Tech bubble fears grow as Nvidia shares slump

The time to fear a tech bubble is when it’s inflation, not when it pops….

7 thoughts on “Too late, too late!”

  1. When the press talks about bubbles, they aren’t bubbles. When the press says “oh this is fine, it’s the new normal”, that is when you need to panic.

  2. The problem is that NVDA is priced to keep doubling and the forward guidance is around 30%. This was going to happen, sooner or later.

  3. “When the press talks about bubbles, they aren’t bubbles. ”

    When they talk about fear of a bubble it’s already in the process of popping. The press is a trailing indicator at best.

  4. The bubble is on its way, but it’s going to get a lot crazier first. Nvidia today is very much the analogue of Cisco in the dotcom bubble: they’re making the hardware that everybody is buying to get into the craze. NVDA is trading at about 40x forward earnings, pretty much the average of where it’s been over the last 3-5 years. CSCO peaked at a forward P/E of 200 in 1999. That’s a big difference.

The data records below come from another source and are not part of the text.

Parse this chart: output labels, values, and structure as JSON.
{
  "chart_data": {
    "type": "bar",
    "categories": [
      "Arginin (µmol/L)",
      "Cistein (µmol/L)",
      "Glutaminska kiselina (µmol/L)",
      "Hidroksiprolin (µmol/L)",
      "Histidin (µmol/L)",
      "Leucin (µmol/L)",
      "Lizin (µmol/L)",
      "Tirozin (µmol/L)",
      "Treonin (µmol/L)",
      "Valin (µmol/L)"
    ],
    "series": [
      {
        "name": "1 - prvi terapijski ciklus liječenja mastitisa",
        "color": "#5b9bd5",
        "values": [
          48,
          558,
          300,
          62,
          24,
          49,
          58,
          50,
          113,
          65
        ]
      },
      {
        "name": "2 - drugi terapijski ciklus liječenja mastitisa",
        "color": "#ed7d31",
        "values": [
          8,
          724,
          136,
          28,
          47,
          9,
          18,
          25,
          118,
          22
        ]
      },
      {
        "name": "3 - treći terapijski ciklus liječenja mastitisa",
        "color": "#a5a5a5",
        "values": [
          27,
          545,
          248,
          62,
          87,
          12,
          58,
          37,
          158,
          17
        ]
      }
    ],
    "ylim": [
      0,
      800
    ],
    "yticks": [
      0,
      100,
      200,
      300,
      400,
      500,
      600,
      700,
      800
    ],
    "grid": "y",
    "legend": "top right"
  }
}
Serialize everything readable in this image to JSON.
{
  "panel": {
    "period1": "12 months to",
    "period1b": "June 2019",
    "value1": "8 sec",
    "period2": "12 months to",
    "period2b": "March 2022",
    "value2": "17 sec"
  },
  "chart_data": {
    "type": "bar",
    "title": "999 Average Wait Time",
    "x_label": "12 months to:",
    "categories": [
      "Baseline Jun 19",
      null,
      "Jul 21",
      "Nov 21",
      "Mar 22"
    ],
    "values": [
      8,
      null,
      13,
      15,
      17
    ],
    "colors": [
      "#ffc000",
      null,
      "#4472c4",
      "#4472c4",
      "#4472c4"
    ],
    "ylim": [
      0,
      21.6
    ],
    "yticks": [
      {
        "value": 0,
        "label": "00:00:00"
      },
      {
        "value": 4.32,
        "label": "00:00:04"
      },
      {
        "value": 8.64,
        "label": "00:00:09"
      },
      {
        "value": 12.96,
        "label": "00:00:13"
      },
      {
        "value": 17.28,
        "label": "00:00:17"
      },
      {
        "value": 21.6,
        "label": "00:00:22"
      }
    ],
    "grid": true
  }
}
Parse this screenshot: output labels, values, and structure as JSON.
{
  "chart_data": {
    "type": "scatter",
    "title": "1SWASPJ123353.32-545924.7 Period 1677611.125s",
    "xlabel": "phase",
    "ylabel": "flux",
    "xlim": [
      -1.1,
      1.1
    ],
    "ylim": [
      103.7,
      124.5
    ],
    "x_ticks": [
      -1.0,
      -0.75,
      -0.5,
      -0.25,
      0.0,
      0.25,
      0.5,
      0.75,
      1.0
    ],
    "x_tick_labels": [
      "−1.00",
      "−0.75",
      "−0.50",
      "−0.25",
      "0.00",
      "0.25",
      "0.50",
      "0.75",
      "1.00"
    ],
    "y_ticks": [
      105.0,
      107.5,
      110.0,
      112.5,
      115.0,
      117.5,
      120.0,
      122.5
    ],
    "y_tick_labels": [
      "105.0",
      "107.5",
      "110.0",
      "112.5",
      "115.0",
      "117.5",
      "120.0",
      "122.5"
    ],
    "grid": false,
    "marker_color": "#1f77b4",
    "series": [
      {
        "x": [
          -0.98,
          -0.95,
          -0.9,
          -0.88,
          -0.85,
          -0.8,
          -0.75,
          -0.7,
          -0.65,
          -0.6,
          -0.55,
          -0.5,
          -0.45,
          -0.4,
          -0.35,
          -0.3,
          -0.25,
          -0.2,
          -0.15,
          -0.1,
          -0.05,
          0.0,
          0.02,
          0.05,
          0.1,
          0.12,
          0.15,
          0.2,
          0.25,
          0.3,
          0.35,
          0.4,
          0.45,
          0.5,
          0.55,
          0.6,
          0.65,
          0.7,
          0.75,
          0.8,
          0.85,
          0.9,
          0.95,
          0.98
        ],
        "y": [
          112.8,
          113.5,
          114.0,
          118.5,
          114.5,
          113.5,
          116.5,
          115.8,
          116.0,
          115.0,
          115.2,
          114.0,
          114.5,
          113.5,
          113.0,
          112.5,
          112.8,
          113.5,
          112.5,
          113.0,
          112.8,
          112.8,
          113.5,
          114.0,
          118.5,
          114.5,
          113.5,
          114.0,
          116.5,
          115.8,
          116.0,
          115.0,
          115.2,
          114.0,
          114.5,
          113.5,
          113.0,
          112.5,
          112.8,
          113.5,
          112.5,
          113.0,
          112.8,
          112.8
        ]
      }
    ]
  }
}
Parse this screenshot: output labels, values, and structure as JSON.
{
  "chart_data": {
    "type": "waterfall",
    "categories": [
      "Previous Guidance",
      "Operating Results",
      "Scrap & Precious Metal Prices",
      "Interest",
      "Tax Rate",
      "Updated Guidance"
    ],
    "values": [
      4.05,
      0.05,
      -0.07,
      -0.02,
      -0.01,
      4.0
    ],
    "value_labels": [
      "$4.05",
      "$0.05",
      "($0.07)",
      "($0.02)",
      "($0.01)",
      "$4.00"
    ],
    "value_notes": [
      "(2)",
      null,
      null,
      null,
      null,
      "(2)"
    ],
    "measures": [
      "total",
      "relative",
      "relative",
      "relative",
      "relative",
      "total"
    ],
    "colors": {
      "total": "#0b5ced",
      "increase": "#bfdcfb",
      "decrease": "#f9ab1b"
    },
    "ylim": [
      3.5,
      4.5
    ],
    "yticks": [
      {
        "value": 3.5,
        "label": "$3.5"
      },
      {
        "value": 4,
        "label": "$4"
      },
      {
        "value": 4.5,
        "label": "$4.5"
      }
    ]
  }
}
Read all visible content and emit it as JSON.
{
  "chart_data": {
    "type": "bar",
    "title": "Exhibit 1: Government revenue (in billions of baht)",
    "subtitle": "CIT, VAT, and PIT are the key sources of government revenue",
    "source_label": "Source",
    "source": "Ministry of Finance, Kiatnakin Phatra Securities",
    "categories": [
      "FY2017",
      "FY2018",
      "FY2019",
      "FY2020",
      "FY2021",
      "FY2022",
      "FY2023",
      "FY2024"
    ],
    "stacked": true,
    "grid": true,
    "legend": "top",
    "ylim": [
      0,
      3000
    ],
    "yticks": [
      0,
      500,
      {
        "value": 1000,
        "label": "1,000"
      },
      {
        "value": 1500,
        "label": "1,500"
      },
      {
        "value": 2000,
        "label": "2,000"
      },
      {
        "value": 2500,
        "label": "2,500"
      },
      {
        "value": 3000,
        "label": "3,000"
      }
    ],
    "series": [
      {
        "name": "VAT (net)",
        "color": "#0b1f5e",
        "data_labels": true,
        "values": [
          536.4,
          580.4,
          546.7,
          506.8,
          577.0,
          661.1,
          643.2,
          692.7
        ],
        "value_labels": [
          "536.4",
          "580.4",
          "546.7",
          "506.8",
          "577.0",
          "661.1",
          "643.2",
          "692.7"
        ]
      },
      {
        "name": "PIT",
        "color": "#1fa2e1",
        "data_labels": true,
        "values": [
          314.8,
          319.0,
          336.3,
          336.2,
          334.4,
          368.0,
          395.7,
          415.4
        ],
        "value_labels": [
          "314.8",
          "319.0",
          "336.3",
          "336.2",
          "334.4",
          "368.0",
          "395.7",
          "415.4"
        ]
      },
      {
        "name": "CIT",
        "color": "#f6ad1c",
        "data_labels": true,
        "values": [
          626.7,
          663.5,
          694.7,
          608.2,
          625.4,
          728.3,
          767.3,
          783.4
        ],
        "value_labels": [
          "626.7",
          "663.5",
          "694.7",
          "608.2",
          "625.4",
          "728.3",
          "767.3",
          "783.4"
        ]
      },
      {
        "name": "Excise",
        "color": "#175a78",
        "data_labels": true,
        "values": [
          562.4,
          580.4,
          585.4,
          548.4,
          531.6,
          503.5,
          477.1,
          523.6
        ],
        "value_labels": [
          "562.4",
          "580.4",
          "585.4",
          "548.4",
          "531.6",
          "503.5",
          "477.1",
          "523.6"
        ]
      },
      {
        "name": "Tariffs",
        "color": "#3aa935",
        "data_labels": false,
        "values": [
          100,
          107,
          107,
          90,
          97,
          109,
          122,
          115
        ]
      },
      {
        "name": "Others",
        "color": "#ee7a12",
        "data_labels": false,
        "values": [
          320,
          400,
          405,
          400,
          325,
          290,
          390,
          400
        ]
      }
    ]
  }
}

    NVDA is at $122 in pre-market at time of writing, down from a close of $125 and a peak of about $130 earlier in the week. During the JCB*-induced flash crash earlier in the month it was at $91. We’re having a little correction after a big run up; if the earnings report had been bad then it might be a different story, but 6-7% off the month’s high does not a bubble-burst make.

    When NVDA’s customers are companies that make no money (as opposed to Microsoft, Google, et al which currently make up the bulk of their revenue) and their P/E gets into triple figures, that’s the point where you need to start timing your exit.

    You ain’t seen nothing yet.

    *Japanese Central Bank, not your favourite manufacturer of excavators

  5. The IT industry keeps chasing after unicorns.